I thought the debate was over on this issue: The train has clearly left the station for the “best practice” of separating the legal and compliance functions—empowering a separate chief compliance officer with direct reporting authority to the board of directors. As a former prosecutor and now defense counsel, what surprises me isn’t the overwhelming momentum for the independent CCO voice in the C-suite, but the head-in-the-sand resistance of those who refuse to recognize the significance of the empowered CCO as an effective way to elevate compliance and improve corporate governance.
In a recent column for CorpCounsel.com, “The CCO as an Independent Voice: Another View,” Michael W. Peregrine and Joshua Buchman appear to re-argue the case, claiming that a general counsel can serve as the chief compliance officer. I do not doubt that a general counsel can serve as the chief compliance officer but the question is: Should the general counsel serve as the chief compliance officer?
As prosecution risks have increased, so has the role of the chief compliance officer. Companies are fast recognizing the importance of elevating a CCO and protecting their independence with direct reporting authority to the board or a board committee. Separation of the legal and compliance functions ensures independent and objective legal reviews and promotes an internal system of checks and balances.
The parade of corporate scandals where the compliance officer reporting to the GC, or the GC acting as CCO, hasn’t worked tells us that we need to structure these positions for success, rather than depend on the personal attributes and relationships of a single individual GC to carry the day.
It is striking that the authors characterize the separation of the general counsel and chief compliance officer as something that is preferred by "federal law enforcement agencies," or mandated by the government as part of a settlement of civil or criminal violations. Even more curious is their statement that there is "no credible authority that mandates the separation of the two positions."
This position ignores the overwhelming weight of corporate governance experts, compliance experts, the United States Sentencing Commission, federal prosecutors and regulators, and numerous studies that support the proposition that separation of such functions is a best practice—one that should be encouraged by everyone in the governance field. Of course, there are exceptions to any rule based on the size of a company or the specific company characteristics that may suggest a different solution. However, arguing the issue as if nothing has changed in the last few years is ignoring reality.
Make no mistake about the current trend in compliance—companies are now embracing change to empower CCOs and create independent lines of responsibility. The catalyst for this change is very simple—an aggressive enforcement environment that threatens companies with serious consequences.

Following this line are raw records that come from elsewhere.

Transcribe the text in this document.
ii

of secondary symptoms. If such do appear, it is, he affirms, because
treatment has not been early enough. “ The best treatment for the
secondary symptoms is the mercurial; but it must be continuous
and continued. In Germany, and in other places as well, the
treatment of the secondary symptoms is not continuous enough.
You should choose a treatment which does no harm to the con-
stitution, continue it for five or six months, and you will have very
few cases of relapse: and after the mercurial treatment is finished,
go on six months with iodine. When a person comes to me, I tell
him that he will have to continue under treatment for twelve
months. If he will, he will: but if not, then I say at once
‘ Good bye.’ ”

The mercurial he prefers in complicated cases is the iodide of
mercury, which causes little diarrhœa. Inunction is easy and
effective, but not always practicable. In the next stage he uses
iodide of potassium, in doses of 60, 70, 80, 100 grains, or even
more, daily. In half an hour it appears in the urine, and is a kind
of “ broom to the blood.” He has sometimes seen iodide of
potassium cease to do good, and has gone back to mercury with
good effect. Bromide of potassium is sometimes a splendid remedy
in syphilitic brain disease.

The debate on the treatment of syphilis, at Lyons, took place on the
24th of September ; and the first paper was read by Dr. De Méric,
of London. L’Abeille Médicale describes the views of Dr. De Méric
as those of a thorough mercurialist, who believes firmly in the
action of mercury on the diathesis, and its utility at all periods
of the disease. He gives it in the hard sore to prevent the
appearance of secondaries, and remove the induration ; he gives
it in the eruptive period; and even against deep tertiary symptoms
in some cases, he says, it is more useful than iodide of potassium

In response, companies are looking to enhance their compliance efforts. The old model of having the general counsel wear two hats as a chief legal officer and a chief compliance officer is quickly fading into the recesses of the medieval guild system. Change is occurring—companies are getting the message by creating compliance committees at the board level, and by empowering an independent CCO who reports directly to the CEO or the compliance committee. Just last year, a joint PwC and Compliance Week study [PDF] indicated that the number of chief compliance officers separate from the legal department and with reporting obligations to a board committee, CEO, or other senior manager had increased significantly from prior years. What is most critical is that the two roles have to coordinate and work well together. There is no question that the two roles are completely unique, and two different people need to carry out their respective responsibilities.
The trend of an independent CCO has now been embraced by scores of leading companies, including more recently some major players in the finance industry such as Barclays, HSBC, and J.P. Morgan, which empowered their CCOs by separating them from their respective legal departments. These innovative solutions to real governance problems only increase the trend across all industries—an empowered chief compliance officer creates a significant check and balance against misconduct.